E passou por ela sem olhar novamente.
O banheiro parecia ter sido reformado a pouco tempo. Um box enorme e muito espaço, típico de prédios antigos. Típico de prédios antigos.
— Eu nunca vou te perdoar, eu vi a foto da banheira e quase chorei, sabia? — Ela fez um bico tão convincente quanto uma nota de três.
— Na próxima eu explico pra senhora do andar debaixo que ela pode esperar um pouco, já que um dia minha irmã ia querer usar minha banheira com encanamento vazando… Agora vamos que temos que passear um pouco antes do jantar!
Antes de sair, ele mostrou a tranca. Obviamente, ela fingiu trancar a porta e foi para o banho.
Longos minutos depois, ela saiu de toalha, mas como ele não estava a vista, e ela não tinha mais desculpas, ela foi se trocar. Com o calor, pode colocar uma saia preta curta, uma blusinha regata e uma sapatilha confortável. Enquanto se maquiava, e o quarto contava com um enorme espelho de parede, ela se divertia.
Fazia quantos anos que ela não sentia-se tão sexy? Ter filhos pode dar problemas para o corpo feminino, mas o aumento nos seios era um bônus sem silicone. Ela quase colocou um sapato de salto, mas eles já tinham altura próxima e a ideia de poder olhar o irmão de baixo para cima era estimulante.
Quando saiu, ela ficou satisfeita com a reação do irmão, olhando, mas tal também não pode deixar de se perder um pouco. Ele podia ter ganho um pouco de peso, aquela porcaria de escritório, ainda bem que ele saiu, mas estava com uma bermuda que deixava suas pernas fortes a mostra e uma camiseta branca, será que ele só usava branco? Opa! Branco transparente? Quando ele se virou para pegar algo imaginário na mesa, ela pode ver a tatuagem nas costas. Pelo Facebook foi uma coisa, mas ao vivo era mais interessante.
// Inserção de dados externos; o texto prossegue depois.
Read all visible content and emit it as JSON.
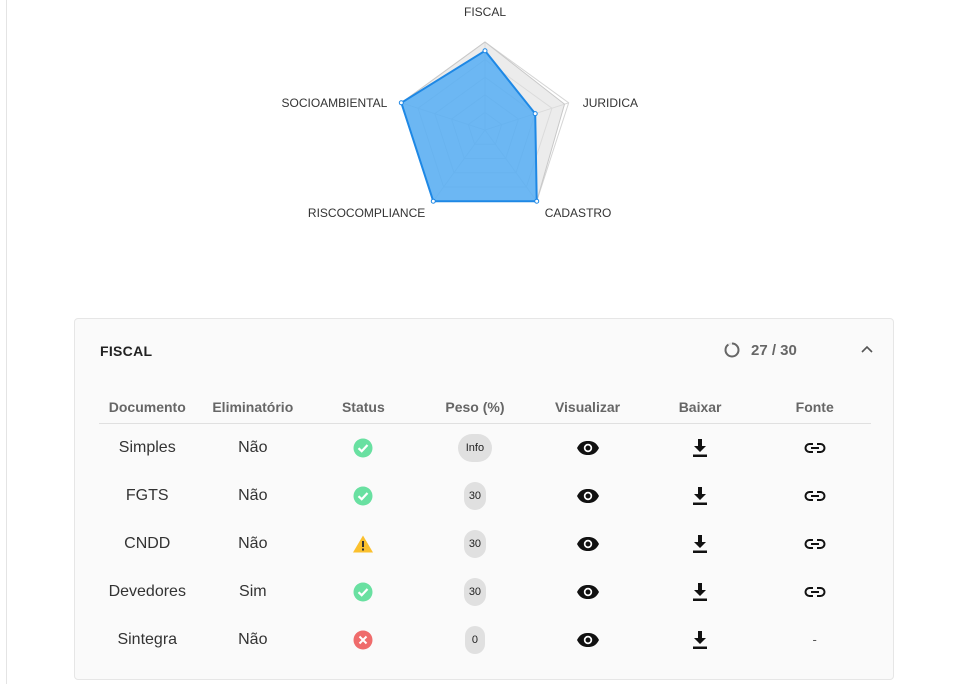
{
  "radar": {
    "axes": [
      "FISCAL",
      "JURIDICA",
      "CADASTRO",
      "RISCOCOMPLIANCE",
      "SOCIOAMBIENTAL"
    ],
    "series": [
      {
        "values": [
          0.9,
          0.6,
          1.0,
          1.0,
          1.0
        ],
        "color": "#42a5f5"
      },
      {
        "values": [
          1.0,
          0.95,
          1.0,
          1.0,
          1.0
        ],
        "color": "#e0e0e0"
      }
    ]
  },
  "section": {
    "title": "FISCAL",
    "progress_text": "27 / 30",
    "progress_value": 0.9
  },
  "table": {
    "headers": [
      "Documento",
      "Eliminatório",
      "Status",
      "Peso (%)",
      "Visualizar",
      "Baixar",
      "Fonte"
    ],
    "rows": [
      {
        "documento": "Simples",
        "eliminatorio": "Não",
        "status": "ok",
        "peso": "Info",
        "fonte": "link"
      },
      {
        "documento": "FGTS",
        "eliminatorio": "Não",
        "status": "ok",
        "peso": "30",
        "fonte": "link"
      },
      {
        "documento": "CNDD",
        "eliminatorio": "Não",
        "status": "warning",
        "peso": "30",
        "fonte": "link"
      },
      {
        "documento": "Devedores",
        "eliminatorio": "Sim",
        "status": "ok",
        "peso": "30",
        "fonte": "link"
      },
      {
        "documento": "Sintegra",
        "eliminatorio": "Não",
        "status": "error",
        "peso": "0",
        "fonte": "-"
      }
    ]
  },
  "colors": {
    "ok": "#69e0a1",
    "warning": "#fbc02d",
    "error": "#ef6c6c",
    "accent": "#42a5f5"
  },
  "icons": {
    "status_ok": "check-circle-icon",
    "status_warning": "warning-icon",
    "status_error": "close-circle-icon",
    "visualizar": "eye-icon",
    "baixar": "download-icon",
    "fonte": "link-icon",
    "collapse": "chevron-up-icon",
    "progress": "progress-ring-icon"
  }
}
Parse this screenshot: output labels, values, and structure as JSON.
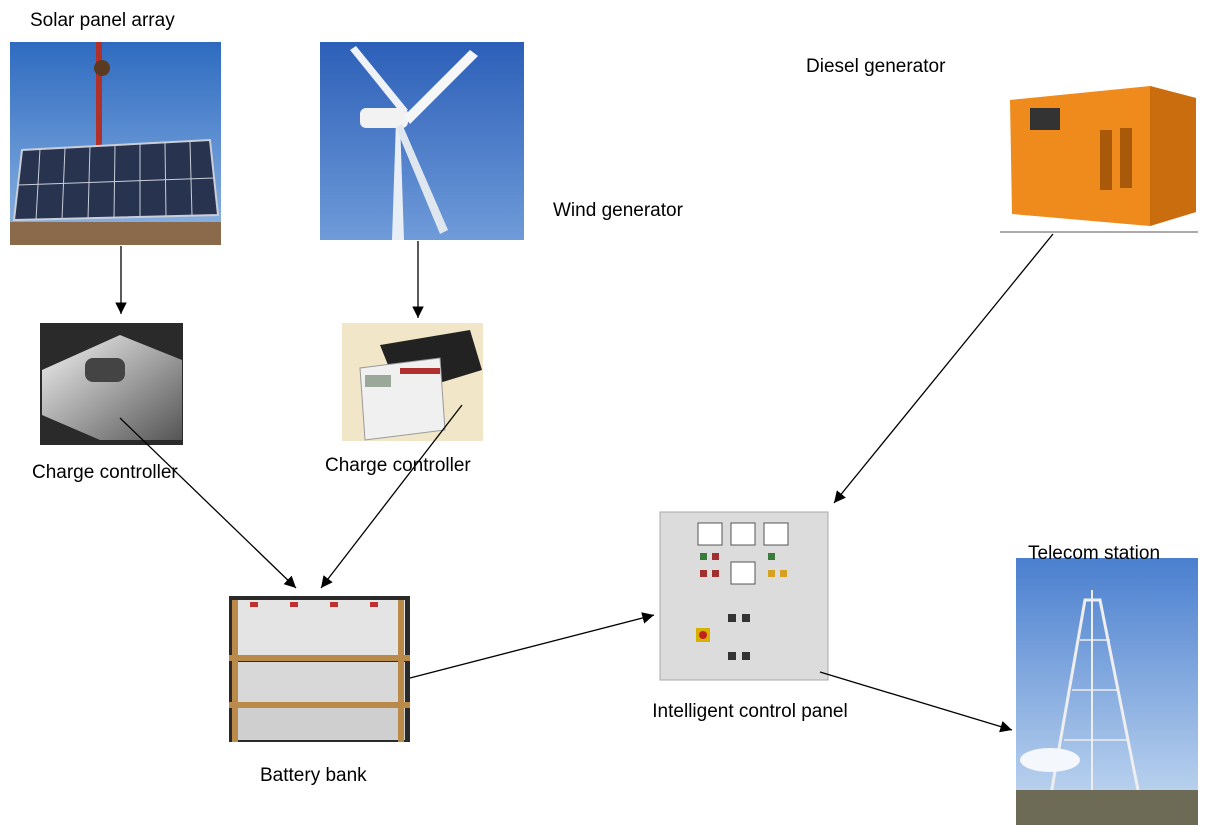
{
  "nodes": [
    {
      "label": "Solar panel array"
    },
    {
      "label": "Wind generator"
    },
    {
      "label": "Diesel generator"
    },
    {
      "label": "Charge controller"
    },
    {
      "label": "Charge controller"
    },
    {
      "label": "Battery bank"
    },
    {
      "label": "Intelligent control panel"
    },
    {
      "label": "Telecom station"
    }
  ]
}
Continuava com ombros largos, fruto de tantos anos de natação da infância até boa parte da adolescência.
Ele falou algo.
— Ahn? — Ela queria fazer essa de propósito, mas realmente estava distraída e não escutou.
Ele limpou a garganta a falou um pouco mais alto e mais rápido.
— Você está linda.
Ela estava preparada. Mas não. Só ficou vermelha e demorou para responder, o momento passou, só que era obrigação falar:
— Ganhou peso!
Quando ele virou, ela ficou com medo de ter estragado tudo. Ele só sorriu, bateu na barriga e comentou, de bom humor:
— Mas minha amiga vai sumir, preciso de mais exercícios. Falando nisso vamos?
Inicialmente sem maldade, ela pegou a mão dele, mas quando ele dobrou o braço, viu que era um pouco demais. Não satisfeita, ela se abraçou forte nele. Saíram do prédio e ele nem conseguia olhar na direção dela sem riscar os olhos para baixo.